In my case, no one caused my injury through a negligent or intentional act which makes it so much more apparent why people who ARE injured due to someone else’s wrongful act should be compensated. Pain and suffering are no longer foreign concepts to me. My right leg is sore from having to use it all the time. Now I can empathize with my clients as opposed to before when I could just sympathize with them.

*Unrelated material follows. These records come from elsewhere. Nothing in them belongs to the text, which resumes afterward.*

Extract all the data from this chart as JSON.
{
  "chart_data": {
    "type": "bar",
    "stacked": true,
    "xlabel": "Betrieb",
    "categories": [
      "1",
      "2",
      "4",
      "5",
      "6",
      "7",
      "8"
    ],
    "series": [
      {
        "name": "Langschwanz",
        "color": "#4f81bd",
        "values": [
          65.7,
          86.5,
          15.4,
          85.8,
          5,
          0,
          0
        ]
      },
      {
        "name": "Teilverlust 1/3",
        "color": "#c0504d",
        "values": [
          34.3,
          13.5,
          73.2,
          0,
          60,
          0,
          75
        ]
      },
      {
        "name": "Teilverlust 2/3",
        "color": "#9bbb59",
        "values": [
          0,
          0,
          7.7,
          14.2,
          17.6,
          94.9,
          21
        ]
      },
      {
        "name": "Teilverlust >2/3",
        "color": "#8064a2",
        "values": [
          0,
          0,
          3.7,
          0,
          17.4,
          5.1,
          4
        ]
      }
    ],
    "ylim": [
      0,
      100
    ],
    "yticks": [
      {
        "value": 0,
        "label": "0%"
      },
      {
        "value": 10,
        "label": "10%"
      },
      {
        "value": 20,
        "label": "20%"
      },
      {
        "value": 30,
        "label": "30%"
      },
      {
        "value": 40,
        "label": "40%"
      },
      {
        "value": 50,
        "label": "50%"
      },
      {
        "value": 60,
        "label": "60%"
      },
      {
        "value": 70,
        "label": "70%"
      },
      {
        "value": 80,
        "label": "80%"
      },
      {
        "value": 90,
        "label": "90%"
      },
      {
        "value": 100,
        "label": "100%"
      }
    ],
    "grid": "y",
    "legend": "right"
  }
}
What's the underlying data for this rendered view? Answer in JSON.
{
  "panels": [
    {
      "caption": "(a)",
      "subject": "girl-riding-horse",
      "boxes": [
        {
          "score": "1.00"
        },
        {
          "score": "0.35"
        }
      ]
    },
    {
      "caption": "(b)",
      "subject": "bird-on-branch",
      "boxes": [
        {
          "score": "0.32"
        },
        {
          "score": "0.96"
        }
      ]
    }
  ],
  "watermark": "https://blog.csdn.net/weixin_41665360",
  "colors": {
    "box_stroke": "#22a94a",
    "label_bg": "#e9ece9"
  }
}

If you are injured and cannot do these simple tasks, write them down. There are so many that we don’t think about: standing, going up and down stairs, playing with our kids, being able to exercise, sleeping comfortably, having to keep your leg up to keep the swelling down, getting in and out of your car, and if it’s your right leg, driving itself. There are many more, but this is the short list off the top of my head. These types of explanations with specific examples help convey to the judge or jury what you are really experiencing.